I am trying to use the IPO while building a fairly large Fortran program (a simulation model) that has highly modular object oriented design and includes several modules and files. The -ipo (and therefore -fast) started issuing the "Access violation or stack overflow. Please contact Intel Support for assistance." error.
The -ipoN or -ipo-separate options recommended in the "IPO for Large Programs" do not help either.
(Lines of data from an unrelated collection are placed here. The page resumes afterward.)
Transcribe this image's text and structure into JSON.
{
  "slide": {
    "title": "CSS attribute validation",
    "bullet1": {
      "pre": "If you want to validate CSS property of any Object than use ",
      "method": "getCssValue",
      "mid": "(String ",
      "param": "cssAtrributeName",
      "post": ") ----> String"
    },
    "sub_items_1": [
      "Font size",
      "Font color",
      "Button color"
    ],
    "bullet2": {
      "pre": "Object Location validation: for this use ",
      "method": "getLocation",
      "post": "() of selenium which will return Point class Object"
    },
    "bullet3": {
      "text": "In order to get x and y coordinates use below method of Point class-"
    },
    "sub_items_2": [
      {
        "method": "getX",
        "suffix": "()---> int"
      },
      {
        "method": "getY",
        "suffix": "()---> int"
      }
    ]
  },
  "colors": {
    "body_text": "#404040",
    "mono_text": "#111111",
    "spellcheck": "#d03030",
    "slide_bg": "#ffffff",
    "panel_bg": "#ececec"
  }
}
I always get errors like this:
ifort -sox -parallel -O3 -static -heap-arrays -fp-model fast=2 -ipo-separate -ipo-c -xHost -finline-functions -qopt-report=3 -qopt-report-file=zzz_ipo.txt -o MODEL.exe HEDG2_DRV.f90 HEDG2_04.o BASE_UTILS.o BASE_STRINGS.o BASE_CSV_IO.o BASE_LOGGER.o BASE_RANDOM.o ** The compiler has encountered an unexpected problem. ** Segmentation violation signal raised. ** Access violation or stack overflow. Please contact Intel Support for assistance. fortcom: Severe: **Internal compiler error: internal abort** Please report this error along with the circumstances in which it occurred in a Software Problem Report. Note: File and line given may not be explicit cause of this error. ifort: error #10106: Fatal error in /home/opt/intel/compilers_and_libraries_2017.4.196/linux/bin/intel64/fortcom, terminated by segmentation violation ifort: error #10014: problem during multi-file optimization compilation (code 1) make: *** [MODEL.exe] Error 1
Does it seem that there are strict limits on the IPO and they have been reached by the code? I am also wondering what performance bonus could be achieved by IPO with large programs (I understand this is a difficult question, and could be different for different codes: ), from the real experience. Does it make sense to dig deeper into the option combinations at all?